Hello All,
I have code on CUDA, and I can create several CUDA streams and run my kernels in parallel and get a performance boost for my task. Next, I rewrote the code for Metal and try to parallelize the task in the same way. But I ran into a problem, for some reason all the kernels on Compute are always executed sequentially.
I tried to create several MTLCommandBuffer in 1 MTLCommandQueue. Also created several MTLCommandQueue with more MTLCommandBuffer. Or I used several CPU threads. But the result is always the same. In the profiler, I always observe that CommandBuffer works in order. Screenshots from profilers for CUDA and Metal are below.
CUDA Profiler
Metal Profiler
Metal Profiles
I even created a simple kernel that does the sum of some numbers, I run this kernel with dispatchThreads((1,1,1),(1,1,1)) parameters, and I also cannot get these kernels to work in parallel.
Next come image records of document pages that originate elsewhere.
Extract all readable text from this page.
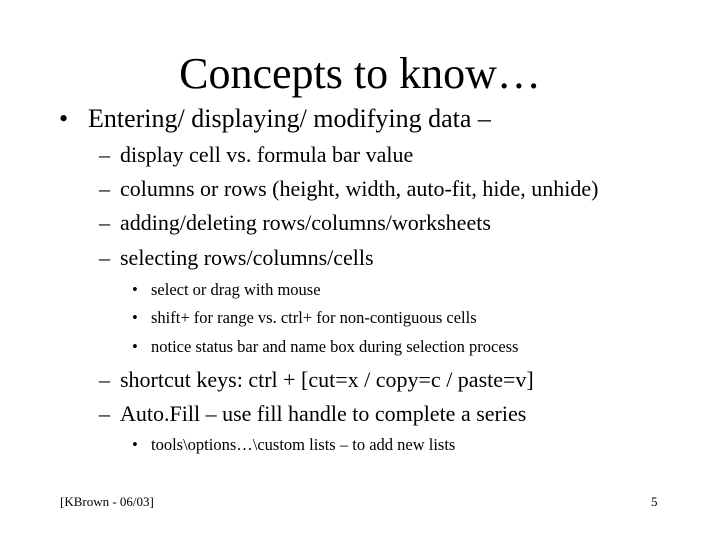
Concepts to know…
• Entering/ displaying/ modifying data –
– display cell vs. formula bar value
– columns or rows (height, width, auto-fit, hide, unhide)
– adding/deleting rows/columns/worksheets
– selecting rows/columns/cells
• select or drag with mouse
• shift+ for range vs. ctrl+ for non-contiguous cells
• notice status bar and name box during selection process
– shortcut keys: ctrl + [cut=x / copy=c / paste=v]
– Auto.Fill – use fill handle to complete a series
• tools\options…\custom lists – to add new lists
[KBrown - 06/03]	5
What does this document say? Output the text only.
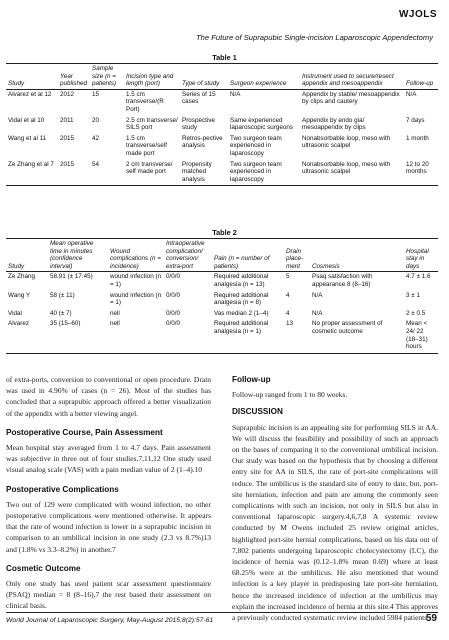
WJOLS
The Future of Suprapubic Single-incision Laparoscopic Appendectomy
Table 1
Study	Year published	Sample size (n = patients)	Incision type and length (port)	Type of study	Surgeon experience	Instrument used to secure/resect appendix and mesoappendix	Follow-up
Alvarez et al 12	2012	15	1.5 cm transverse/(R Port)	Series of 15 cases	N/A	Appendix by stable/ mesoappendix by clips and cautery	N/A
Vidal et al 10	2011	20	2.5 cm transverse/ SILS port	Prospective study	Same experienced laparoscopic surgeons	Appendix by endo gia/ mesoappendix by clips	7 days
Wang et al 11	2015	42	1.5 cm transverse/self made port	Retros-pective analysis	Two surgeon team experienced in laparoscopy	Nonabsorbable loop, meso with ultrasonic scalpel	1 month
Ze Zhang et al 7	2015	54	2 cm transverse/ self made port	Propensity matched analysis	Two surgeon team experienced in laparoscopy	Nonabsorbable loop, meso with ultrasonic scalpel	12 to 20 months
Table 2
Study	Mean operative time in minutes (confidence interval)	Wound complications (n = incidence)	Intraoperative complication/ conversion/ extra-port	Pain (n = number of patients)	Drain place-ment	Cosmesis	Hospital stay in days
Ze Zhang	58.91 (± 17.45)	wound infection (n = 1)	0/0/0	Required additional analgesia (n = 13)	5	Psaq satisfaction with appearance 8 (8–16)	4.7 ± 1.6
Wang Y	58 (± 11)	wound infection (n = 1)	0/0/0	Required additional analgesia (n = 8)	4	N/A	3 ± 1
Vidal	40 (± 7)	nell	0/0/0	Vas median 2 (1–4)	4	N/A	2 ± 0.5
Alvarez	35 (15–60)	nell	0/0/0	Required additional analgesia (n = 1)	13	No proper assessment of cosmetic outcome	Mean < 24/ 22 (18–31) hours

of extra-ports, conversion to conventional or open procedure. Drain was used in 4.96% of cases (n = 26). Most of the studies has concluded that a suprapubic approach offered a better visualization of the appendix with a better viewing angel.

Postoperative Course, Pain Assessment

Mean hospital stay averaged from 1 to 4.7 days. Pain assessment was subjective in three out of four studies.7,11,12 One study used visual analog scale (VAS) with a pain median value of 2 (1–4).10

Postoperative Complications

Two out of 129 were complicated with wound infection, no other postoperative complications were mentioned otherwise. It appears that the rate of wound infection is lower in a suprapubic incision in comparison to an umbilical incision in one study (2.3 vs 8.7%)13 and (1.8% vs 3.3–8.2%) in another.7

Cosmetic Outcome

Only one study has used patient scar assessment questionnaire (PSAQ) median = 8 (8–16),7 the rest based their assessment on clinical basis.

Follow-up

Follow-up ranged from 1 to 80 weeks.

DISCUSSION

Suprapubic incision is an appealing site for performing SILS in AA. We will discuss the feasibility and possibility of such an approach on the bases of comparing it to the conventional umbilical incision. Our study was based on the hypothesis that by choosing a different entry site for AA in SILS, the rate of port-site complications will reduce. The umbilicus is the standard site of entry to date, but, port-site herniation, infection and pain are among the commonly seen complications with such an incision, not only in SILS but also in conventional laparoscopic surgery.4,6,7,8 A systemic review conducted by M Owens included 25 review original articles, highlighted port-site hernial complications, based on his data out of 7,802 patients undergoing laparoscopic cholecystectomy (LC), the incidence of hernia was (0.12–1.8% mean 0.69) where at least 68.25% were at the umbilicus. He also mentioned that wound infection is a key player in predisposing late port-site herniation, hence the increased incidence of infection at the umbilicus may explain the increased incidence of hernia at this site.4 This approves a previously conducted systematic review included 5984 patients

World Journal of Laparoscopic Surgery, May-August 2015;8(2):57-61	59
Anyone can help me? Is there a solution or is this the specifics of Metal on M1 work?
- Computing do not depend on each other.
- About MTLHazardTrackingMode: Yes, by default I set MTLResourceStorageModeShared, changed to MTLResourceStorageModeShared | MTLResourceHazardTrackingModeUntracked and really saw the parallelism in the profiler (see picture).
But the performance has not changed and with 1 MTLCommandBuffer in sum is better than when I create 2 or more. Also, as you can see from the figure, it does not matter what kind of parallelism I create, in the profiler it draws only two parallel streams (timeline Compute).